Problem
A manufacturing engineer is studying the dimensional variability of a particular component that is produced on three machines. Each machine has two spindles, and four components are randomly selected from each spindle. The results follow. Analyze the data, assuming that machines and spindles are fixed factors.
The problem is a nested design, in which the principal factor is the machine and the nested factor within the machine is the spindle.
Model Equation:
\(Y_{i,j,k} = \mu + \alpha _{i} + \beta _{j(i)}+ \epsilon _{i,j,k}\)
mach<-c(rep(1,8),rep(2,8),rep(3,8))
spin<-rep(c(rep(1,4),rep(2,4)),3)
obs<-c(12,9,11,12,8,9,10,8,14,15,13,14,12,10,11,13,14,10,12,11,16,15,15,14)
library(GAD)
## Loading required package: matrixStats
## Loading required package: R.methodsS3
## R.methodsS3 v1.8.2 (2022-06-13 22:00:14 UTC) successfully loaded.

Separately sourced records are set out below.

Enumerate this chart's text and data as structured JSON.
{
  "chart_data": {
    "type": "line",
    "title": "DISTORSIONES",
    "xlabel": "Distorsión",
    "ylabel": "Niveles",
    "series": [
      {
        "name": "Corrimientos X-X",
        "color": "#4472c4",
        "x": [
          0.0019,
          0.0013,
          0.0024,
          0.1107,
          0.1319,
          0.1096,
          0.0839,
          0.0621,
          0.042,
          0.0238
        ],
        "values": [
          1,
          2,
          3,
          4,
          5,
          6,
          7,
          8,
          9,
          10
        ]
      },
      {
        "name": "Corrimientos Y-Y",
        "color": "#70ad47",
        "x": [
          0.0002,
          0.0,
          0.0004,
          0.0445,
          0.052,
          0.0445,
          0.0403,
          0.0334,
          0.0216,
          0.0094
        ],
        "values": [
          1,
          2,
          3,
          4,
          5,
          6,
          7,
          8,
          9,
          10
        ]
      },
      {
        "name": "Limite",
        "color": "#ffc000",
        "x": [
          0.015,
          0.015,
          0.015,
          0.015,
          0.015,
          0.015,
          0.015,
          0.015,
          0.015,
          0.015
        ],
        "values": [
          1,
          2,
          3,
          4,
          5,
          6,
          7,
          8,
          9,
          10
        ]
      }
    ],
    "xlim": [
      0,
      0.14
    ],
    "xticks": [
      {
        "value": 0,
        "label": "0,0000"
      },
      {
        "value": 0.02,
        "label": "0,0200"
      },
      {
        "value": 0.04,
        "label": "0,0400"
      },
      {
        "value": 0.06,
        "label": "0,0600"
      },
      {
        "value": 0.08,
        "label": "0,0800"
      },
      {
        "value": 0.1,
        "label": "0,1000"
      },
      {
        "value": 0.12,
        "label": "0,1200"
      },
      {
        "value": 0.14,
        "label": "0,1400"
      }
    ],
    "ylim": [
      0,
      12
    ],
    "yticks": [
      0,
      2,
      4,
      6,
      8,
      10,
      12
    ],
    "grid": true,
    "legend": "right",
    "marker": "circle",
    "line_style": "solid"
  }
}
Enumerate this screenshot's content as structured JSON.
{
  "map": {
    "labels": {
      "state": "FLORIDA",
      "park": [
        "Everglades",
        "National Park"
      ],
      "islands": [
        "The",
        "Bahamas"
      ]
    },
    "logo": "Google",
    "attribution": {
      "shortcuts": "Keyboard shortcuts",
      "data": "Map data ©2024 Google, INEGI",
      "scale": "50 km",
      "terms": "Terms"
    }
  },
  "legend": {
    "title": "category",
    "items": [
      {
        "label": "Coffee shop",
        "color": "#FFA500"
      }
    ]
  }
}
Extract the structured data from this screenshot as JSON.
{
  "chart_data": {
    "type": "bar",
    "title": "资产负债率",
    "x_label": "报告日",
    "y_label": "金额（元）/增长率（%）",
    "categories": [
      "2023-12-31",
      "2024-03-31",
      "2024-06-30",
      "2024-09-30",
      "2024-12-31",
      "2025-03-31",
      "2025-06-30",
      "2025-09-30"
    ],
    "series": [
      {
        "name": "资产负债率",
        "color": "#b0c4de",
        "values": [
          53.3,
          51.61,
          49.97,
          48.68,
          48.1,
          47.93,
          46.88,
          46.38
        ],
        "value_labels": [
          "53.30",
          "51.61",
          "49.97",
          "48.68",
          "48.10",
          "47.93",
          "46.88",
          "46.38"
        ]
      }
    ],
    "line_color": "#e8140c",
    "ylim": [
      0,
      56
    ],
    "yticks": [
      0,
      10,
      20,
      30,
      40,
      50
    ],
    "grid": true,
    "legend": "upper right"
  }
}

See ?R.methodsS3 for help.
dat1<-data.frame(mach,spin,obs)
mach<-as.fixed(mach)
spin<-as.random(spin)
model1<-lm(obs~mach+spin%in%mach)
gad(model1)
## Analysis of Variance Table
##
## Response: obs
## Df Sum Sq Mean Sq F value Pr(>F)
## mach 2 55.75 27.8750 1.9114 0.2915630
## mach:spin 3 43.75 14.5833 9.9057 0.0004428 ***
## Residual 18 26.50 1.4722
## ---
## Signif. codes: 0 '***' 0.001 '**' 0.01 '*' 0.05 '.' 0.1 ' ' 1
Assume alpha 0.05
From the analysis we see that the p value of spindle is less than alpha, hence we reject the null hypothesis and conclude that the spindle has significant effect.
The p value of machine is greater than alpha hence it does has a significant effect on the model.